The intent of this database is to enhance the speed and efficiency of fundimental analysis used by some investors to identify potential investment opportunbities.
Note: to use this script you must update the submissions_path, facts_path, and test_path to correspond with the location of your downloaded zip files...
SEC EDGAR (electronic data gathering, analysis, and retrival) system is an APi used to request public company filings. However programatic requets a rate limited, scraping is prohibited and the bilk download zip files filled with json are cumbersome.
The edgarDB.py script is a script used to build and deploy a sqlite3 database to query and analyze financial statements from public traded companies on the CBOE, OTC, NYSE, and Nasdaq exhanges.
Reports included in the databse are 10k and 10Q filings for all publicly traded companies insofar as EDGAR makes them available via the bulk download .zip files downloaded here and here
Contents of the reports include shares outstanding, market value (where aplicable) and the contents of the financial statements complaint with the generally accepted accounting principals (GAAP) reported to the SEC.
Tables included in the datebase and associated schema are
companies:
cik TEXT PRIMARY KEY NOT NULL,
ticker TEXT NOT NULL,
name TEXT NOT NULL,
sic TEXT,
description TEXT,
exchange TEXT
Description:
- cik: the central index key is a unique number assigned by the sec for companies to submit filings
- ticker: a unique sting of letters used to identify a publicly traded company on a stock exchange
- sic: Standard Industrial Classification Code is used to categorize industries that companies belong to based on business activities
- description: is the text description of the sic code
- name: is the name of the company
- exchange: is the primary exhange the company is traded on i.e. NYSE
filings
accn TEXT PRIMARY KEY NOT NULL,
cik TEXT,
form TEXT NOT NULL,
filingDate DATE,
reportDate DATE,
Description:
- accn: accession number for specific filings organizing the line items in the financials
- cik: serves as foreign key
- form: either 10-K or 10-Q
- filingDate: date form was filied with SEC
- reportDate: fiscal period end report is referencing
annualReports and quarterlyReports table schema are the same, difference is in the report contents, 10-K and 10-Q respectively
as of this stage of development the tables are incomplete covering only a portion of the balance sheet
accn TEXT PRIMARY KEY NOT NULL,
report TEXT,
CommonStockSharesOutstanding INT,
CashAndEquivalent INT,
CurrentAssets INT,
Assets INT,
CurrentLiabilities INT,
LiabilitiesAndEquity INT,
NetIncome INT
Description of this table should be self explainatory at this point with the financial components being somewhat intuitive, I wont belabor the point by describing them further.

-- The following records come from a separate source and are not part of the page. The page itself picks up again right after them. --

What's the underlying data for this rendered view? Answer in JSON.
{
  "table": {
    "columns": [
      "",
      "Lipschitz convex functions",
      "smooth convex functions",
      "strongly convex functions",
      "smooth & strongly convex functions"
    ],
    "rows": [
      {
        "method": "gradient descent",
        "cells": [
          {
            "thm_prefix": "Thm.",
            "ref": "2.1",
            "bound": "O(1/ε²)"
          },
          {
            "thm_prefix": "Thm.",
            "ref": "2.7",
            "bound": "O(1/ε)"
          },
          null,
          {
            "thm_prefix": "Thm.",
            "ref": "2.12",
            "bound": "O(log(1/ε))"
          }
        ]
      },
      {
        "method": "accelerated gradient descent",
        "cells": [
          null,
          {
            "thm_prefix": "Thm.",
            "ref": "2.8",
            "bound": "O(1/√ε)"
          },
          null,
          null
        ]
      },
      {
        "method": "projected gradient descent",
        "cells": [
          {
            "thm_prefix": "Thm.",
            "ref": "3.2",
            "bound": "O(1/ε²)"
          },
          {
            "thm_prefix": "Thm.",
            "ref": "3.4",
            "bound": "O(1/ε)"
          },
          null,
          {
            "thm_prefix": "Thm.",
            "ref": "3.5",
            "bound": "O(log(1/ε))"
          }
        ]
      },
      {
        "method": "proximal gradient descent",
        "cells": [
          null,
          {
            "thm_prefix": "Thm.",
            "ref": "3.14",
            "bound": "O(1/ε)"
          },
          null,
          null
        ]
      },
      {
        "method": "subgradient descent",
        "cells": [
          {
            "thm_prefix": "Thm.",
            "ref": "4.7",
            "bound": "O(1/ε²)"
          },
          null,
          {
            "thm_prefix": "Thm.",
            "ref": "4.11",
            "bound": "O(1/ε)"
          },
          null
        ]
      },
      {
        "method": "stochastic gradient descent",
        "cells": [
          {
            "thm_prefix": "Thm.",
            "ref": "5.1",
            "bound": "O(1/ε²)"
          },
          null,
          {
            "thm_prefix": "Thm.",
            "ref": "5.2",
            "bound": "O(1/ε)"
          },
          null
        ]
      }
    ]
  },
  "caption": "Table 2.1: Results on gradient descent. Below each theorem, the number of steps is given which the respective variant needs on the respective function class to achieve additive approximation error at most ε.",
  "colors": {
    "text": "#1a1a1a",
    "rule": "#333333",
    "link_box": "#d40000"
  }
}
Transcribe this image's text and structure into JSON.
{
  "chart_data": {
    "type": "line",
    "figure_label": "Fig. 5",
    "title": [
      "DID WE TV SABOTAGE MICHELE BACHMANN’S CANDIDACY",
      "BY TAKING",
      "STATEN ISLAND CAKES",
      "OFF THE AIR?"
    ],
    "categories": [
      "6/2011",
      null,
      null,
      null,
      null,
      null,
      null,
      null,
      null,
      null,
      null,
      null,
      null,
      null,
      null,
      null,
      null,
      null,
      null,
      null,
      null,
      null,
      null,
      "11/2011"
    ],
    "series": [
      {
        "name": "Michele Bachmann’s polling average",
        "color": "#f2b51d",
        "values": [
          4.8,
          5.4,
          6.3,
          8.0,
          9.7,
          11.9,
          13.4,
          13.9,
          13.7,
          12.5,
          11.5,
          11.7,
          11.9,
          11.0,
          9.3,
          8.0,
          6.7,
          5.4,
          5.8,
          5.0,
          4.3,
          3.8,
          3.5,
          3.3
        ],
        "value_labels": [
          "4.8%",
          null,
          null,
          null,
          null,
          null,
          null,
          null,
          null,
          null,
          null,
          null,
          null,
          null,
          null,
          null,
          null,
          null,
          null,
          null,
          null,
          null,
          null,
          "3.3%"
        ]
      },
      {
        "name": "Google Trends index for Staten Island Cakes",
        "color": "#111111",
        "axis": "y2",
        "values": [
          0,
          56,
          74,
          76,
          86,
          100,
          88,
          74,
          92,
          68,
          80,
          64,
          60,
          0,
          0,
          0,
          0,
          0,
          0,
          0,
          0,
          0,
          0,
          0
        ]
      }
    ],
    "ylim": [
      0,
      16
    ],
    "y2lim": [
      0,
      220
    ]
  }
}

Future development includes plans to include a json file with a complete description of the GAAP in the repo.
This process requires the facts_path and submissions_path to be updated to reference the location of the directory in which the json files live.
The output is an sqlite3 databse in the directory where the script is run.
Usage:
create_company_table()
create_filings_table()
create_reports_table('10-Q', 'quarterlyReports')
create_reports_table('10-K', 'annualReports')Sample usage of sqlite3:
SELECT sic AS "SIC",
descprition AS "Description",
COUNT(name) AS "Compaines Included",
ROUND(AVG(NetIncome), 0) AS "Avg Profit",
ROUND(AVG(Assets), 0) AS "Avg Assets",
ROUND(AVG(CAST(NetIncome AS float)/CAST(Assets AS float)), 4) AS "Avg Gross Profitability"
FROM Companies AS c
JOIN filings AS f
ON c.cik = f.cik
JOIN annualReports AS a
ON f.accn = a.accn
WHERE Assets > 200000 AND strftime('%Y', f.reportDate) IN ('2018', '2019', '2020', '2021')
GROUP BY sic
ORDER BY AVG(CAST(NetIncome AS float)/CAST(Assets AS float)) DESC
LIMIT 15
;Outputs of top SICs with the heighest average gross profitability ratio for the years 2018-2021
Note:
Due to inconsistencies in filing format from accross companies and years the INSERT failure rate is still quite high. Improvements are ongoing.